Müslüman toplum tarafından hor görülen, ötekileştirilen, basit ya da kolay erişilebilir kadın konumunda görülen alevi kadınıdır. Alevilerin, var olan ön yargılar ile başa çıkma zorluklarının yanı sıra, alevi kadınları bu ötekileştirme ve hak ihlalini erkek alevilerden kat kat daha ağır bir şekilde yaşamakta.

Kadına yönelik şiddeti kınamakta, alevi erkeklerin de üzerinde yoktur, bu arada. Nerede olur ise olsunlar, kadına yönelik şiddeti kesinlikle reddeder, kınar ve sonuç itibarıyla alevi inancına sığınarak “bizde ayrım yok!” der kendilerini temize çıkartırlar. Samimi olduğumuzda ise, hangi kadın, alevi inancına mensup olup, şiddete maruz kalmadığını beyan edebilir? Şiddet tanımlamalarına alt paragrafta geçeceğim ve burada her birimiz kendimizi bulacağımızdan eminim.
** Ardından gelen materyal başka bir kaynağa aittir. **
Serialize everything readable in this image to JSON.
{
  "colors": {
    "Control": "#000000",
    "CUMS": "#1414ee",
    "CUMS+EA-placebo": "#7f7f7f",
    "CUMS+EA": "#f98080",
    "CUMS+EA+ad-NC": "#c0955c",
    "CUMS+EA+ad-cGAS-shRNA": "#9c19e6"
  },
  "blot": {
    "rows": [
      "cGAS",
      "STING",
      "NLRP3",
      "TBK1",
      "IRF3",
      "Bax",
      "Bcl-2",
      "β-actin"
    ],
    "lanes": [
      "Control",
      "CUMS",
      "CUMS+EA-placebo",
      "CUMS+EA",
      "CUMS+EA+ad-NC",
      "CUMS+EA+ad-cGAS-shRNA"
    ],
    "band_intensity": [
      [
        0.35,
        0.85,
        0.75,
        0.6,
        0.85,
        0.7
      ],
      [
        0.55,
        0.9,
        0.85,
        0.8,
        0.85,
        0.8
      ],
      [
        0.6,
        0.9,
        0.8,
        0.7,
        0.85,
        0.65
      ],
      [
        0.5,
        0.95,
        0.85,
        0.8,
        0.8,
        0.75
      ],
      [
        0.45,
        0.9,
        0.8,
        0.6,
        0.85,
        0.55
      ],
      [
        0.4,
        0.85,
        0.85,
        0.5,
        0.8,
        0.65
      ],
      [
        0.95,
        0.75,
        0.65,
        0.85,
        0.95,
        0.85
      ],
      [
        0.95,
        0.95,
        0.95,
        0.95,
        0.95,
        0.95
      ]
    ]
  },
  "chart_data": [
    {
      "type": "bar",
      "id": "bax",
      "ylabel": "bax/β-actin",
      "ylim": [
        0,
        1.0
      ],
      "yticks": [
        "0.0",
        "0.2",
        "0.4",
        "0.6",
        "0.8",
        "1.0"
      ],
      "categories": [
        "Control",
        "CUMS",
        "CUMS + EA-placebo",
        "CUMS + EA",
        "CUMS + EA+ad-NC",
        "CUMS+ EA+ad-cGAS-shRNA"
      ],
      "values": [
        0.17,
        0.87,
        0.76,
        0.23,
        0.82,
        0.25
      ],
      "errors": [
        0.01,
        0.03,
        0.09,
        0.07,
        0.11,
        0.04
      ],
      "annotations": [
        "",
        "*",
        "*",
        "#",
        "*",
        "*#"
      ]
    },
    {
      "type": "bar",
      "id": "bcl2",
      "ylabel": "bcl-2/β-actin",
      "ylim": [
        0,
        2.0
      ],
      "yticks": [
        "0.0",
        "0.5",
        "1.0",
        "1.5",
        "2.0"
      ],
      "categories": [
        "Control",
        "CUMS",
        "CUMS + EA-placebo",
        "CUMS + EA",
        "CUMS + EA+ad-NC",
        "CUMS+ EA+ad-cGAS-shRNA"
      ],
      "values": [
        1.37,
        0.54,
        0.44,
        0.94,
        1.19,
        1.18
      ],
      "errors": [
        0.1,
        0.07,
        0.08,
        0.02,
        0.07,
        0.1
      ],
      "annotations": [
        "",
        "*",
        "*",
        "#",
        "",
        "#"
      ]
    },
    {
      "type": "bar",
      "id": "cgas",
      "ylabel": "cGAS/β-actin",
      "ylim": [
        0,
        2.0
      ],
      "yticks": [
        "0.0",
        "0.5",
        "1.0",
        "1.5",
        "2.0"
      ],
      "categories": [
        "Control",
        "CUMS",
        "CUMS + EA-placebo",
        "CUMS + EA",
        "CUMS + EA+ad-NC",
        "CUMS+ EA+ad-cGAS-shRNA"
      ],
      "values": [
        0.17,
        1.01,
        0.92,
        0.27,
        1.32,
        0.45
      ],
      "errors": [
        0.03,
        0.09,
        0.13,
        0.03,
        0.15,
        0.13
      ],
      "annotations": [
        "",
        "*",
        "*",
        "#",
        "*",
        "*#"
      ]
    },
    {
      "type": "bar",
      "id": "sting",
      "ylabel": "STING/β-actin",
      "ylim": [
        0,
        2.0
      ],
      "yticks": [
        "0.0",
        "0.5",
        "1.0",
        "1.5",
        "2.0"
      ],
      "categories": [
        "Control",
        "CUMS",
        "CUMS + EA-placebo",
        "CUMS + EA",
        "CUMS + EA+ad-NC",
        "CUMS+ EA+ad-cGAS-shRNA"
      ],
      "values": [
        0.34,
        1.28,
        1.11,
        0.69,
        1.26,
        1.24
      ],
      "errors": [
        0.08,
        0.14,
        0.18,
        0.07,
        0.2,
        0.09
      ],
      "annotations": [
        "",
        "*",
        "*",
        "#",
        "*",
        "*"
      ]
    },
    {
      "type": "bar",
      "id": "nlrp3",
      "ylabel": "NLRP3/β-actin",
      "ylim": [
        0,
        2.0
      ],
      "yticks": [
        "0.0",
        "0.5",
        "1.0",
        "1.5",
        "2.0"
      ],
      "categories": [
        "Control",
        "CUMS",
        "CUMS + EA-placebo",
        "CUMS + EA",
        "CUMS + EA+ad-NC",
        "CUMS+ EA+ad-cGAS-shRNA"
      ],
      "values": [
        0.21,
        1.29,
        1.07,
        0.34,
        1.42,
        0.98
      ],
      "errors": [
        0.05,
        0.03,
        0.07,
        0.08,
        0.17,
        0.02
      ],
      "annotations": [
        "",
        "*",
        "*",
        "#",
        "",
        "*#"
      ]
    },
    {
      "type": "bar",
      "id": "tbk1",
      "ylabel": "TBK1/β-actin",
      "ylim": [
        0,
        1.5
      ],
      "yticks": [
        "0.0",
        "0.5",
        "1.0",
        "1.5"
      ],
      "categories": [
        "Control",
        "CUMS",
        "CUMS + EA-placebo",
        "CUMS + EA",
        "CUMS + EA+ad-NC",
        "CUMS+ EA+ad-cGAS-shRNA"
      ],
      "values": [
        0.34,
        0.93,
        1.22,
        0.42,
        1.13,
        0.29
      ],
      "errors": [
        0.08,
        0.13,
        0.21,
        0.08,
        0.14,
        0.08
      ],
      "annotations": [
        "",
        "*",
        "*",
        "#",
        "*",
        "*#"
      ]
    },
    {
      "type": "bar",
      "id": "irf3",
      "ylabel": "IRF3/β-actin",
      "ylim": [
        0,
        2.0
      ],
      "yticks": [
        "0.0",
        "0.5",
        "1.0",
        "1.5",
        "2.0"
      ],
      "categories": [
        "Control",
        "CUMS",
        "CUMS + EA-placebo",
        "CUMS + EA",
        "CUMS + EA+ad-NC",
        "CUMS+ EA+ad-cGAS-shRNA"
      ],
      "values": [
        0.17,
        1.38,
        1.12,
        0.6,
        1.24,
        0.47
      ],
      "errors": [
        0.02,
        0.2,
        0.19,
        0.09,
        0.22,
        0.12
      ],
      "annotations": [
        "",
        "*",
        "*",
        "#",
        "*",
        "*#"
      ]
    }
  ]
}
Oysa inancımız gereği anaları göremez olan bizleriz. Anaların adeta ortadan kaybolması ise doğal afet sebebiyle gerçekleşmemiştir.  Anaların neredeyse yok oluşu, modern çağımızın herhangi bir kusuru da değildir. Anaların ortadan kaybolur derecede yok oluşu, alevi erkeklerin alanlarımızı gasp etmiş olmalarından kaynaklıdır. Bu hal, evlerimizde başladı, evlerden alevi toplumunun her kesimine ulaştı maalesef.

  1. yüzyılda, hala kadının şiddete maruz kalması akla mantığa sığmayan bir olgu. Hele ki inançla da bağdaşmadığı için daha da akıl almaz bir hal.
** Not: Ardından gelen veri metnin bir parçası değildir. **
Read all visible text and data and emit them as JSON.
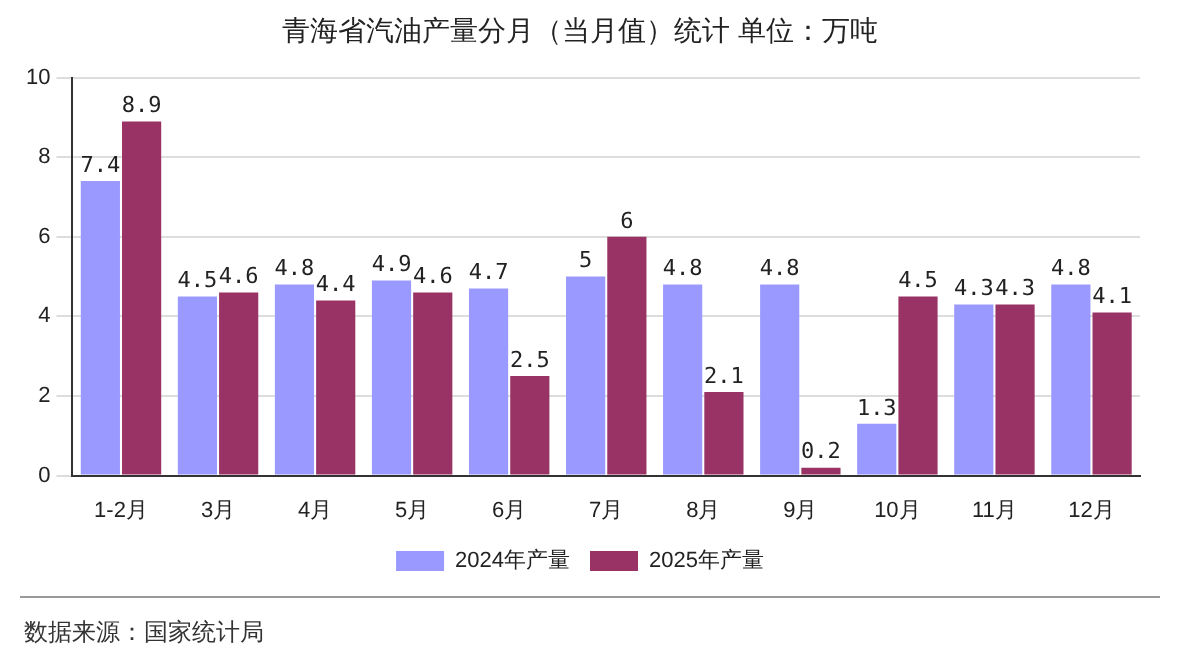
{
  "chart_data": {
    "type": "bar",
    "title": "青海省汽油产量分月（当月值）统计 单位：万吨",
    "categories": [
      "1-2月",
      "3月",
      "4月",
      "5月",
      "6月",
      "7月",
      "8月",
      "9月",
      "10月",
      "11月",
      "12月"
    ],
    "series": [
      {
        "name": "2024年产量",
        "color": "#9999ff",
        "values": [
          7.4,
          4.5,
          4.8,
          4.9,
          4.7,
          5,
          4.8,
          4.8,
          1.3,
          4.3,
          4.8
        ]
      },
      {
        "name": "2025年产量",
        "color": "#993366",
        "values": [
          8.9,
          4.6,
          4.4,
          4.6,
          2.5,
          6,
          2.1,
          0.2,
          4.5,
          4.3,
          4.1
        ]
      }
    ],
    "ylim": [
      0,
      10
    ],
    "yticks": [
      0,
      2,
      4,
      6,
      8,
      10
    ],
    "grid": "y",
    "legend": "bottom",
    "data_labels": true,
    "annotations": [
      "数据来源：国家统计局"
    ]
  }
}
Bu kısma kadar, şiddet ile anaların ve öğretinin gerektirdiği eşitliği bağdaştıramamış olma ihtimaline karşı, şiddeti tanımlayalım, bağlantıyı birlikte keşfedelim.

Şiddet, bireyin fiziksel, cinsel, psikolojik veya ekonomik yönden zarar görmesiyle ya da acı çekmesiyle sonuçlanan veya sonuçlanması muhtemel hareketleri, buna yönelik tehdit ve baskıyı ya da özgürlüğün keyfi engellenmesini de içeren, fiziksel, cinsel, psikolojik, sözlü veya ekonomik her türlü davranış ve tutumdur. Şiddet, özel veya kamusal alanda (evde, işyerinde, sokakta, aile bireyleri arasında) meydana gelebilir.

Örnekler verilecek olur ise, küfür, hakaret, küçümseme, aşağılamak, küçük düşürmek, aşırı kıskançlık yapmak, tehdit etmek, kişiye kendisini yetersiz hissettirecek söz veya davranışta bulunmak, kişinin kendisini ifade etmesine engel olmak, söz kesmek, kişinin hareket özgürlüğünü kısıtlamak, kişinin aile üyeleri ve arkadaşları ile görüşmesini engellemek, kendi istediği gibi giyinme özgürlüğüne engel olmak gibi fiziksel bir baskı uygulanmaksızın ve ruh sağlığını etkileyen her türlü söz ve davranış sözlü-duygusal–psikolojik şiddettir. Bunlar ayrıntıya girilmeden belirtilen örnekler, oysa en çok maruz kaldığımız ve aslında rahatsızlık duymaya dahi alışkın olmadığımız cümlelerin içinde neler neler yatıyor.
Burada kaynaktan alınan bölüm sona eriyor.